Idiopathic scoliosis is a common cause of spinal deformity in children and adolescents. Despite extensive studies, the etiology and pathogenesis remain unknown. Idiopathic scoliosis probably results from a multifactorial abnormality involving genetic, biochemical, and neuromuscular factors. Numerous experiments on various animal models and clinical studies have suggested possible anatomic or functional influences for the etiology, but many of them may be epiphenomena rather than etiologic causes. Recently, great emphasis has been placed on the role of the central nervous system. There is mounting evidence that a primary defect of central nervous system function - namely, a defect of posture, proprioception, or equilibrium control -is responsible for the development of scoliosis. More recently, results of studies indicate that calmodulin and/or melatonin are associated with the progression of idiopathic scoliosis. We have found that pinealectomy in chickens consistently produces scoliosis, which had similar anatomic characteristic of human idiopathic scoliosis. In addition, the intramuscular implantation of the pineal gland and interperitoneal injection of melatonin prevented the development of scoliosis. Furthermore, we demonstrated experimentally that induced scoliosis in pinealectomized rats occurs only in bipedal but not in quadrupedal rats.
From our series of experimental studies we have proposed that a defect of melatonin synthesis may contribute to the etiology of experimental scoliosis model in chickens and rats, and bipedal condition may also be an important factor for the development of scoliosis.

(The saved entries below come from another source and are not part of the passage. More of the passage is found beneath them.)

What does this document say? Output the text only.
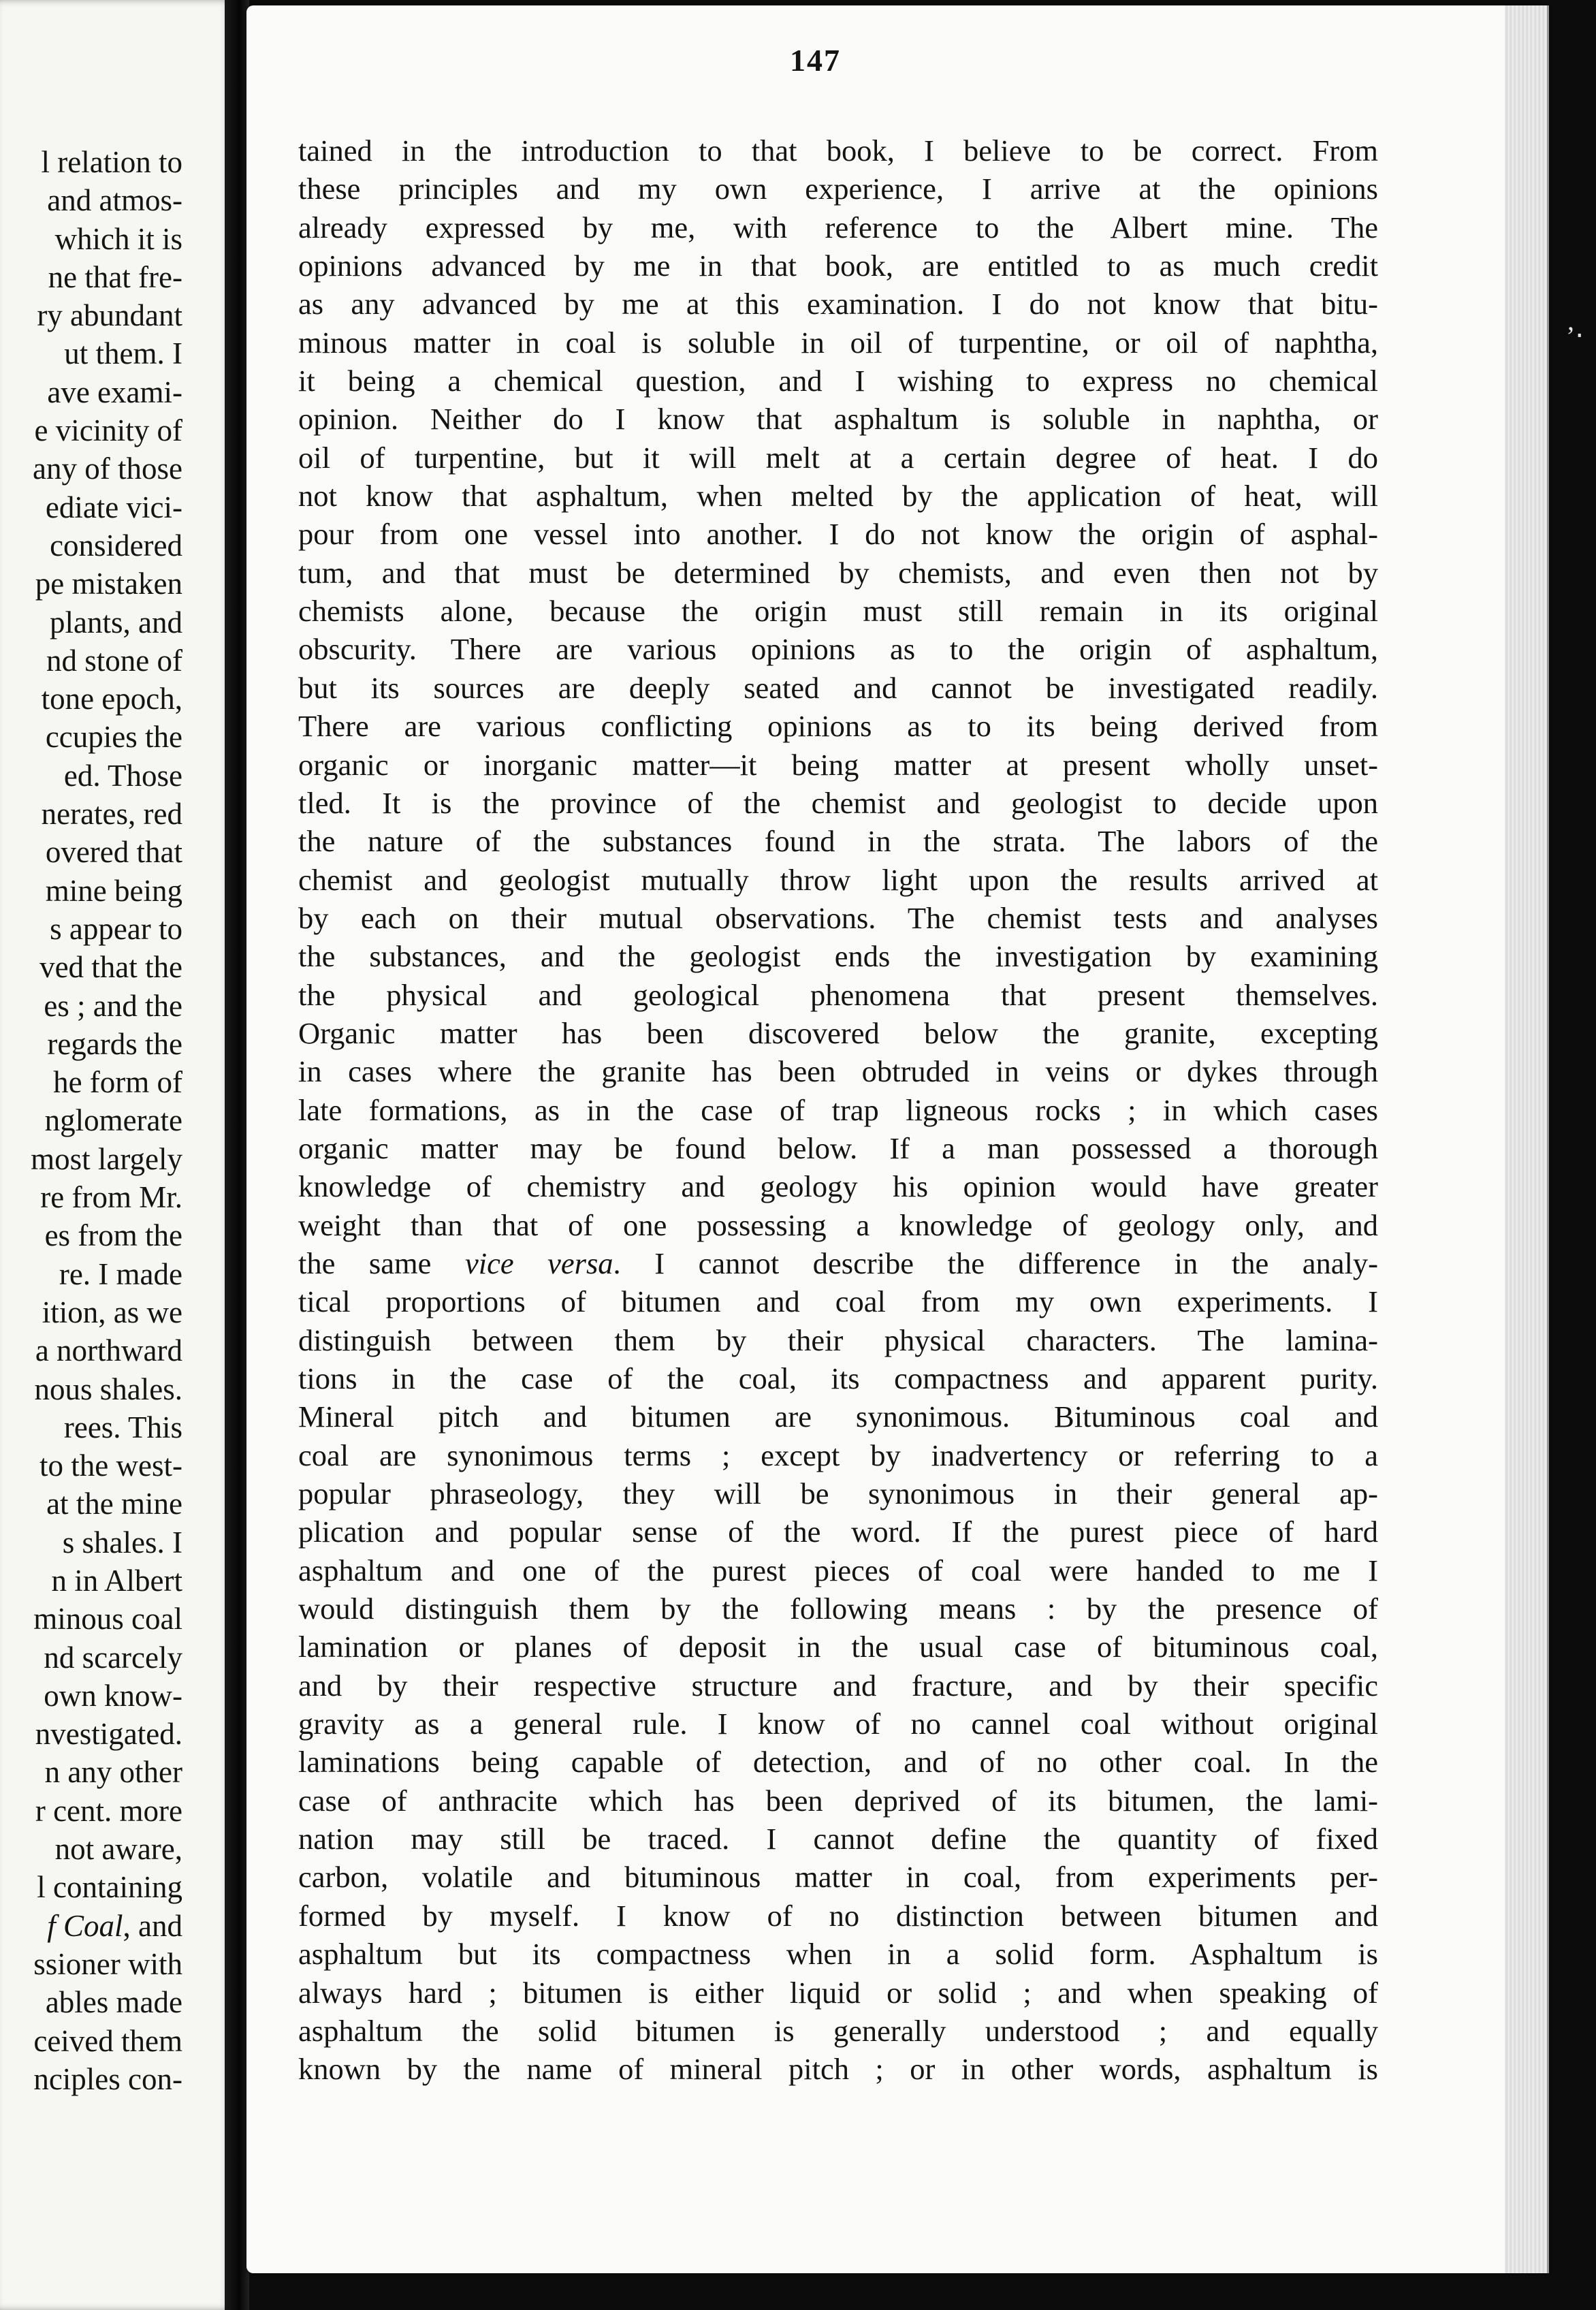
l relation to
and atmos-
which it is
ne that fre-
ry abundant
ut them. I
ave exami-
e vicinity of
any of those
ediate vici-
considered
pe mistaken
plants, and
nd stone of
tone epoch,
ccupies the
ed. Those
nerates, red
overed that
mine being
s appear to
ved that the
es ; and the
regards the
he form of
nglomerate
most largely
re from Mr.
es from the
re. I made
ition, as we
a northward
nous shales.
rees. This
to the west-
at the mine
s shales. I
n in Albert
minous coal
nd scarcely
own know-
nvestigated.
n any other
r cent. more
not aware,
l containing
f Coal, and
ssioner with
ables made
ceived them
nciples con-
147
tained in the introduction to that book, I believe to be correct. From
these principles and my own experience, I arrive at the opinions
already expressed by me, with reference to the Albert mine. The
opinions advanced by me in that book, are entitled to as much credit
as any advanced by me at this examination. I do not know that bitu-
minous matter in coal is soluble in oil of turpentine, or oil of naphtha,
it being a chemical question, and I wishing to express no chemical
opinion. Neither do I know that asphaltum is soluble in naphtha, or
oil of turpentine, but it will melt at a certain degree of heat. I do
not know that asphaltum, when melted by the application of heat, will
pour from one vessel into another. I do not know the origin of asphal-
tum, and that must be determined by chemists, and even then not by
chemists alone, because the origin must still remain in its original
obscurity. There are various opinions as to the origin of asphaltum,
but its sources are deeply seated and cannot be investigated readily.
There are various conflicting opinions as to its being derived from
organic or inorganic matter—it being matter at present wholly unset-
tled. It is the province of the chemist and geologist to decide upon
the nature of the substances found in the strata. The labors of the
chemist and geologist mutually throw light upon the results arrived at
by each on their mutual observations. The chemist tests and analyses
the substances, and the geologist ends the investigation by examining
the physical and geological phenomena that present themselves.
Organic matter has been discovered below the granite, excepting
in cases where the granite has been obtruded in veins or dykes through
late formations, as in the case of trap ligneous rocks ; in which cases
organic matter may be found below. If a man possessed a thorough
knowledge of chemistry and geology his opinion would have greater
weight than that of one possessing a knowledge of geology only, and
the same vice versa. I cannot describe the difference in the analy-
tical proportions of bitumen and coal from my own experiments. I
distinguish between them by their physical characters. The lamina-
tions in the case of the coal, its compactness and apparent purity.
Mineral pitch and bitumen are synonimous. Bituminous coal and
coal are synonimous terms ; except by inadvertency or referring to a
popular phraseology, they will be synonimous in their general ap-
plication and popular sense of the word. If the purest piece of hard
asphaltum and one of the purest pieces of coal were handed to me I
would distinguish them by the following means : by the presence of
lamination or planes of deposit in the usual case of bituminous coal,
and by their respective structure and fracture, and by their specific
gravity as a general rule. I know of no cannel coal without original
laminations being capable of detection, and of no other coal. In the
case of anthracite which has been deprived of its bitumen, the lami-
nation may still be traced. I cannot define the quantity of fixed
carbon, volatile and bituminous matter in coal, from experiments per-
formed by myself. I know of no distinction between bitumen and
asphaltum but its compactness when in a solid form. Asphaltum is
always hard ; bitumen is either liquid or solid ; and when speaking of
asphaltum the solid bitumen is generally understood ; and equally
known by the name of mineral pitch ; or in other words, asphaltum is
’‧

In a human study we found significantly decreased integrated concentration of melatonin over a 24-hour period and at night in adolescent idiopathic scolosis patients with progressive curves, while those with stable curves were similar to the control. We postulated that balanced muscle tone controlled by postural reflex is important to maintain normal posture with a straight spine in a bipedal condition. The disturbance of equilibrium and posture mechanism, secondary to a defect of melatonin synthesis, may promote development of rotational lordoscoliosis, especially in bipedal posture.